Multiple-input-multiple-output (MIMO) radar systems with widely separated antennas enable viewing the target from different angles, thereby providing spatial diversity gain. Polarimetric design of the transmit waveforms based on the properties of the target scattering matrix provides better performance than transmitting waveforms with only fixed horizontal or vertical polarizations. We propose a radar system that combines the advantages of both systems by transmitting polarized waveforms from multiple distributed antennas, in order to detect a point-like stationary target. The proposed system employs 2-D vector sensors at the receivers, each of which measures the horizontal and vertical components of the received electric field separately. We design the Neyman-Pearson detector for such systems.
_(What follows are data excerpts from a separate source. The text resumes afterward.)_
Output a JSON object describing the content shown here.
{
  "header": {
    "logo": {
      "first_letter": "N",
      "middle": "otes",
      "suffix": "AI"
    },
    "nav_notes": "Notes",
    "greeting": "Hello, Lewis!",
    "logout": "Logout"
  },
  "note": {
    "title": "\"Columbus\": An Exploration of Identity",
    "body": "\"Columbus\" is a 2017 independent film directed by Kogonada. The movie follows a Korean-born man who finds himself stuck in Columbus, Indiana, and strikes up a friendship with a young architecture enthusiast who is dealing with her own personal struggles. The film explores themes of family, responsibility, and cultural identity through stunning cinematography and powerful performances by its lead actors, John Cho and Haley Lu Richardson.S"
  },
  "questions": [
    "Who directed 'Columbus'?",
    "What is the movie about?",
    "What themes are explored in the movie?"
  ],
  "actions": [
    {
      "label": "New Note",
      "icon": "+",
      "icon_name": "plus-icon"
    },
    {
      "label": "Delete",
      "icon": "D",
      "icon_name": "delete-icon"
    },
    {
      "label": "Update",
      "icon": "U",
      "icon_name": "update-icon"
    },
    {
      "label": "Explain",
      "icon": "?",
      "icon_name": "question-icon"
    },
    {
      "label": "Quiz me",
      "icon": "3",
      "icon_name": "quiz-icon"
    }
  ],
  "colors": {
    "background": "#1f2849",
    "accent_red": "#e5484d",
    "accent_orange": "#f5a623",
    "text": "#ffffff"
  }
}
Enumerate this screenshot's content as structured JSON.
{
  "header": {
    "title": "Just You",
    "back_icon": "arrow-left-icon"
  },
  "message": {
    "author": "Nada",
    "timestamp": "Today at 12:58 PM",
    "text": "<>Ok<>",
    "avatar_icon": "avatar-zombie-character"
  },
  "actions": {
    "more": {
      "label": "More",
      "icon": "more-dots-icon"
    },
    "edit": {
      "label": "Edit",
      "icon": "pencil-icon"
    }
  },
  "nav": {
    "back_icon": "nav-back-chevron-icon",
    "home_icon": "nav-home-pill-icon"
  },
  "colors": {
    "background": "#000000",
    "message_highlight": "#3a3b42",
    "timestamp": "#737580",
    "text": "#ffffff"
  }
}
We derive approximate expressions for the probability of false alarm (P-FA) and the probability of detection (P-D). Using numerical simulations, we demonstrate that optimal design of the antenna polarizations provides improved performance over MIMO systems that transmit waveforms of fixed polarizations over all the antennas. We also demonstrate that having multiple widely separated antennas gives improved performance over single-input-single-output (SISO) polarimetric radar. We also demonstrate that processing the vector measurements at each receiver separately gives improved performance over systems that linearly combine both the received signals to give scalar measurements.